Однако если под политикой подразумевать возможность жить среди людей, работать в обществе индивидов, где каждый и уважает себя и понимает, что его личная свобода кончается там, где начинается свобода других, тогда, пожалуй, мои фильмы тоже политические, поскольку именно об этом они и говорят. Пусть лишь показывая мир, в котором все это отсутствует. Я считаю, что все мои фильмы разоблачают предрассудки, риторику, схематизм, несостоятельность распространенных у нас норм воспитания и мира, им порожденного. Что можно еще сделать? Мне кажется, что честный разговор о необходимости проявить себя в служении какому-то делу, разговор о преданности ему, о доброй воле, об общих целях, к сожалению, пока еще крайне опасен. Слушая тех, кто призывает ко всему этому, мы немедленно впадаем в инфантилизм; и тут возникает опасность — притом смертельная — расслабиться, довериться этим разговорам, и сразу же находится кто-то, готовый воспользоваться этим нашим состоянием и заставить нас пережить все сначала — с повторением тех же ошибок, тех же сомнений, тех же жестокостей. Быть может, разоблачение лжи, выявление всего приблизительного или фальшивого и борьба с ним — вот пока единственное (хотя и не очень надежное) средство спасения, имеющееся у нашей несостоятельной истории.
В провинциальной Италии «Амаркорда» все мы (начиная с автора) можем узнать себя по невежеству, в котором мы погрязли. Великое невежество, великая неразбериха. Я вовсе не собираюсь приуменьшать роль экономических и социальных причин, породивших фашизм, а хочу сказать, что меня в данном случае больше интересует, что значит быть фашистами в психологическом, эмоциональном плане, это своего рода торможение, задержка на фазе отрочества.
По-моему, такая задержка, такое подавление естественных процессов развития индивида не могли не привести к взрыву каких-то темных компенсаторных механизмов. Вот почему, когда этапы подлинного возмужания подменяются некой эволюцией, в основе которой— обман и предательство, фашизм (вернее, какие-то его аспекты) может даже показаться альтернативой разочарованию, этаким робким, неорганизованным бунтом. Фашизм и отрочество в какой-то мере продолжают оставаться нашими неизбежными историческими отметинами. Отрочество — в жизни индивидов; фашизм — в жизни нации. Я говорю о нашем стремлении вечно оставаться детьми, перекладывать собственную ответственность на других, жить с приятным ощущением, что кто-то думает за тебя — когда мама, когда папа, а когда и синдик или дуче; а еще есть и епископ, и мадонна, и телевидение. В крайнем случае мы готовы даже террористам или любой другой подрывной силе приписывать смутную жажду возмездия, искупления ошибок, яростный протест, как и обычно—притом весьма рискованно — принимая симптомы болезни за средство ее лечения.
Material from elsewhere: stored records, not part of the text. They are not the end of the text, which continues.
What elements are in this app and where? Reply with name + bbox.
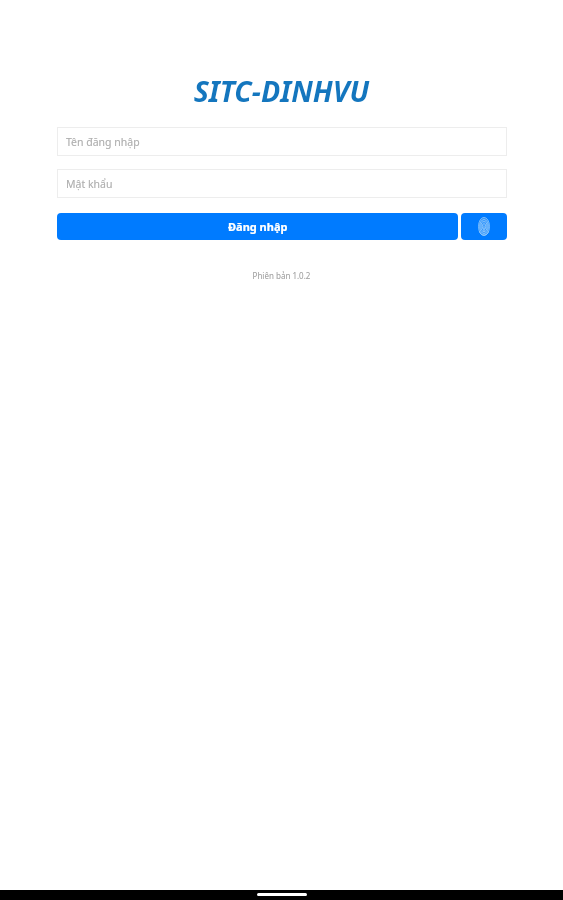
button[interactable]: Fingerprint login <box>461 213 507 240</box>
staticText: Đăng nhập <box>228 219 288 234</box>
button[interactable]: Mật khẩu <box>57 169 507 198</box>
staticText: Tên đăng nhập <box>66 135 140 149</box>
staticText: SITC-DINHVU <box>0 72 563 111</box>
staticText: Mật khẩu <box>66 177 113 191</box>
staticText: Phiên bản 1.0.2 <box>0 270 563 281</box>
button[interactable]: Đăng nhập <box>57 213 458 240</box>
button[interactable]: Tên đăng nhập <box>57 127 507 156</box>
Я хотел назвать фильм «Да здравствует Италия!», но была опасность, что вложенный в него снобистский и слишком откровенный сарказм может быть неправильно истолкован и перенесен на сам фильм. Какое-то время мне казалось заманчивым еще одно название — «Городок», как понятие, отражающее средневековую замкнутость, провинциальную жизнь: городок как символ изоляции, разобщенности, тоски, отрешенности, распада, смерти.
Мне казалось, я сумел разглядеть извечные предпосылки к фашизму именно в провинциализме, в неумении людей понять свои конкретные, реальные проблемы, в нежелании углублять—из-за лени, предрассудков, самомнения и соображений личного удобства — свои связи и отношения с жизнью. В том, как они кичатся своим невежеством, как стремятся утвердить себя или свою группу не с помощью силы, которую дают знания, способности, опыт, уважение к культуре, а посредством всяких уловок, хитрости, хвастовства, демонстрации не подлинных, а фальшивых добродетелей. Пропаганда секса — это ведь тоже фашизм. Секс должен быть эмоцией; в противном случае он рискует превратиться в браваду, в нечто нелепое и бесполезное, в мерзость, которую вынуждены сносить женщины,— сносить пассивно, безропотно. Невозможно сражаться с фашизмом, не отождествляя его с тем, что есть глупого, подлого, трусливого в нас самих. Эти наши недостатки не имеют политической принадлежности; если мы стыдимся их, хотим с ними покончить, недостаточно сказать: я состою в рядах такой-то антифашистской партии. Ведь они — часть нас самих, и было время, когда «фашизм» придавал ей и голос, и вес, и влияние.